По материнской линии у знаменитого художника остался один только двоюродный брат, племянник его матери, — человек лет пятидесяти, житель небольшого промышленного городка того же департамента. Этот двоюродный брат первый и вспомнил о Леоне. Лишь в 1840 году Леон до Лора получил от г-на Сильвестра Палафокс-Кастель-Газональ (именуемого запросто Газональ) письмо и ответил ему, что он именно тот самый Лора, то есть сын покойной Леони Газональ, жены графа Фердинанда Дидас-и-Лора.
Летом 1841 года кузен Сильвестр Газональ отправился уведомить именитое и безвестное семейство де Лора о том, что маленький Леон не уехал, как полагали, на Рио-де-ла-Плата и не умер там, как склонны были думать, а стал одним из самых талантливых художников французской школы; но этому они не поверили. Старший брат, дон Хуан де Лора, заявил, что кузен Газональ стал жертвой какого-нибудь парижского шутника.
Вышепоименованный Газональ давно уже собирался в Париж, чтобы следить за ходом процесса, который префект департамента Восточных Пиренеев вследствие несогласия изъял из ведения местного суда и перенес в Государственный совет. Провинциал вознамерился заодно проверить дело с письмом и потребовать у парижского художника объяснений его дерзости. Но когда Газональ, остановившийся в жалких меблированных комнатах на улице Круа-де-Пти-Шан, увидел дворец на Берлинской улице, он был ошеломлен. Узнав от слуг, что их хозяин путешествует по Италии, он тотчас же раздумал требовать объяснений и усомнился в том, соблаговолит ли столь знаменитый человек признать его своим родственником по материнской линии.

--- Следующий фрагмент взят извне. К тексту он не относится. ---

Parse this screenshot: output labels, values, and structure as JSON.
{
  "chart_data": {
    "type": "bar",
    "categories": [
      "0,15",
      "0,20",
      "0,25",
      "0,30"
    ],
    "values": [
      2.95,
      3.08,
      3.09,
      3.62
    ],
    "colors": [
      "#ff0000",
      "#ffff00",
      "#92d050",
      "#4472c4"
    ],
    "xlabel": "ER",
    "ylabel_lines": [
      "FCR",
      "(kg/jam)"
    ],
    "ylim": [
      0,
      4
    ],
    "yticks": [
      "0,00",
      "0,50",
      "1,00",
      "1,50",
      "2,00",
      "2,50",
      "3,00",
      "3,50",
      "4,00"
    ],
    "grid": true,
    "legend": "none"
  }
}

В течение 1843 и 1844 годов Газональ следил за ходом своего процесса. В эту тяжбу, связанную с вопросом о течении реки, об уровне воды, о сносе плотины, вмешались местные власти, поддерживаемые жителями прибрежной полосы, и она угрожала самому существованию его фабрики. В 1845 году Газональ считал процесс бесповоротно проигранным: секретарь докладчика Государственного совета, которому было поручено составить заключение по этому делу, доверительно сообщил ему, что заключение это отвергает доводы Газоналя; адвокат Газоналя также подтвердил эти сведения. Хотя Газональ командовал национальной гвардией в своем городке и был одним из самых оборотистых фабрикантов всего департамента, однако в Париже он чувствовал себя таким ничтожным, так был подавлен дороговизной жизни и самых пустяковых предметов, что смирнехонько сидел в своей жалкой гостинице. Лишенный солнца южанин ненавидел Париж и называл его «рассадником ревматизма». Подсчитывая расходы по процессу и своему пребыванию в столице, он давал себе слово по возвращении домой либо отравить префекта, либо наставить ему рога. В минуты уныния он клялся уложить префекта наповал; в веселые минуты согласен был удовольствоваться рогами.

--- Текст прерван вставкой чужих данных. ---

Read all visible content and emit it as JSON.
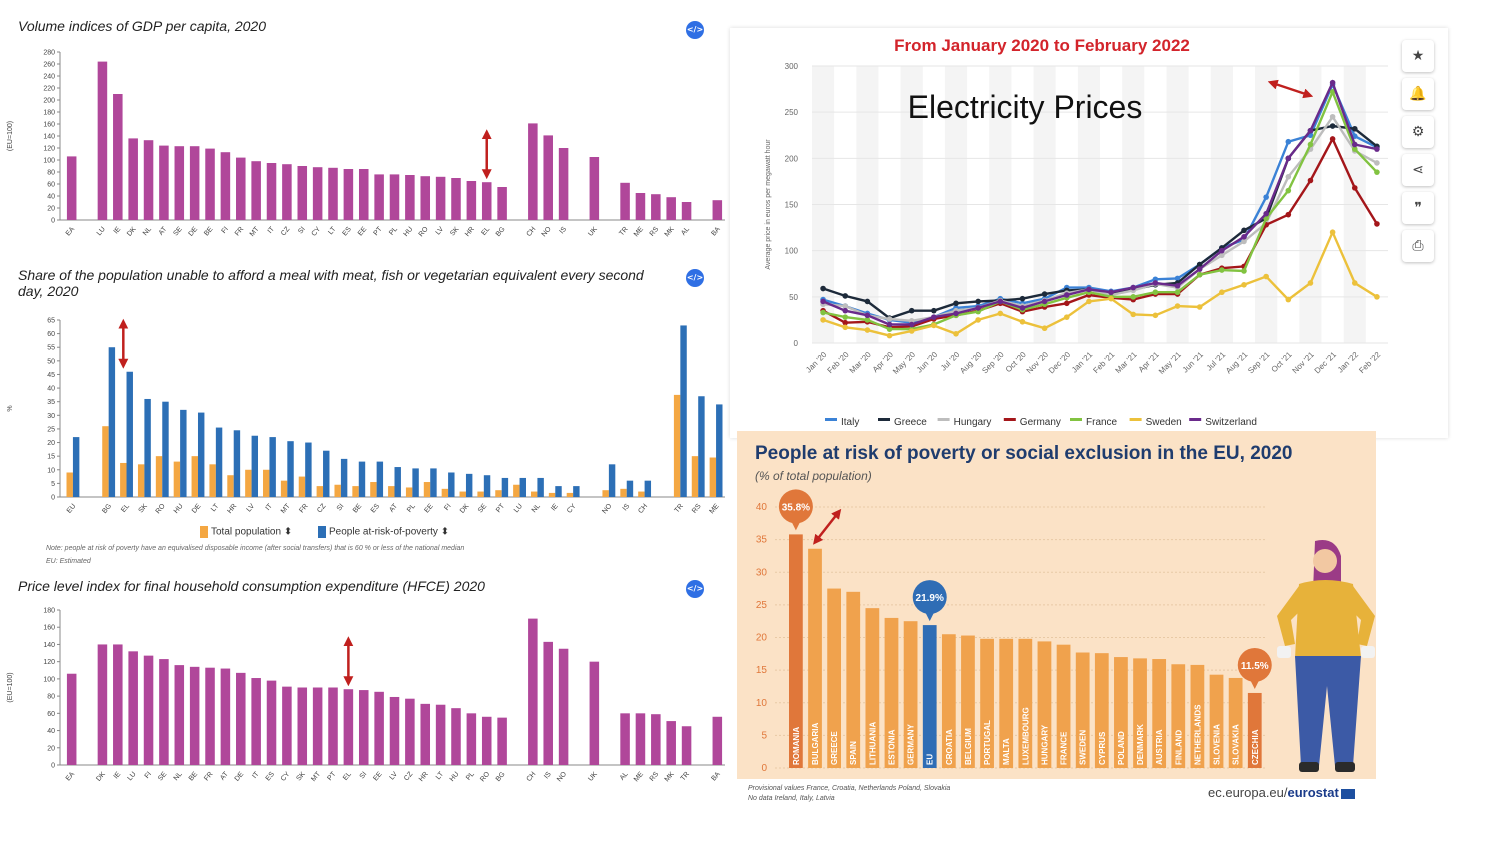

Однажды утром, кончая завтракать и, по обыкновению, брюзжа, он сердито развернул газету и прочел: «Наш великий пейзажист Леон де Лора, месяц назад возвратившийся из Италии, выставит в Салоне несколько полотен; таким образом, выставка, по-видимому, будет блестящей...» Эти строки, которыми кончалась заметка, поразили Газоналя, словно их шепнул ему голос, подсказывающий удачливым игрокам, на какую карту ставить. Со свойственной южанам внезапной решимостью Газональ выскочил из гостиницы на улицу, прыгнул в кабриолет и помчался к своему двоюродному брату на Берлинскую улицу.

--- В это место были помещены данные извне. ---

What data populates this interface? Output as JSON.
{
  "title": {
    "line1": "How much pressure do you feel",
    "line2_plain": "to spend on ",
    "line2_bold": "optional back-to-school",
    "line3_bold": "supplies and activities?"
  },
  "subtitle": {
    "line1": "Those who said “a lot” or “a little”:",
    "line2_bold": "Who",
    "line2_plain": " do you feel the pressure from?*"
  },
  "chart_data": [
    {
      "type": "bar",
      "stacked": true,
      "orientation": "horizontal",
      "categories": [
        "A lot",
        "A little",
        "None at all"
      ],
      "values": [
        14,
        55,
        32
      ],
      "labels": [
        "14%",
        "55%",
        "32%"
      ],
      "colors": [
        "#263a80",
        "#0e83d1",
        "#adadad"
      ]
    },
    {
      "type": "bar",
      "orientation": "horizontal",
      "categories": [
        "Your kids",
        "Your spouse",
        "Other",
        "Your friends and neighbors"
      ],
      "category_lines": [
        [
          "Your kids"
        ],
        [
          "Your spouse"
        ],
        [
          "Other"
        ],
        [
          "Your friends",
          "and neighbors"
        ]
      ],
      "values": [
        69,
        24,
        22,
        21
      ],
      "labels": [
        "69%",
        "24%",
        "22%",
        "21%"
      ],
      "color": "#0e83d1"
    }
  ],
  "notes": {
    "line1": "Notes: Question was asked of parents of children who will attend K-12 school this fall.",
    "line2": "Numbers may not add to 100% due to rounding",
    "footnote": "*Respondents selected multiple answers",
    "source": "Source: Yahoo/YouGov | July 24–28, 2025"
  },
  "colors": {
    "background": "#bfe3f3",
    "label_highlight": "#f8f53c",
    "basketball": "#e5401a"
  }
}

Леон де Лора через лакея передал кузену Газоналю, что приглашает его позавтракать с ним на следующий день в «Кафе де Пари», ибо в настоящий момент он чрезвычайно занят и не может принять его. Как истый южанин, Газональ поведал все свои горести лакею.
На следующий день в десять часов утра Газональ, не в меру расфранченный для столь раннего часа (он надел фрак василькового цвета с позолоченными пуговицами, сорочку с жабо, белый жилет и желтые перчатки), узнал от владельца «кофейни» — так в провинции называют кафе, — что господа художники обычно завтракают у него между одиннадцатью и двенадцатью часами; он целый час разгуливал по бульвару, дожидаясь своего амфитриона.
— Около половины двенадцатого, — так, возвратясь на родину, начинал он рассказ о своих приключениях, — двое парижан, самого что ни на есть обыкновенного вида, в простых длиннополых сюртуках, завидев меня на бульваре, разом крикнули друг другу:
— А вот и Газональ!
Второй парижанин был Бисиу, которого Леон де Лора прихватил с собой, чтобы подшутить над своим двоюродным братом.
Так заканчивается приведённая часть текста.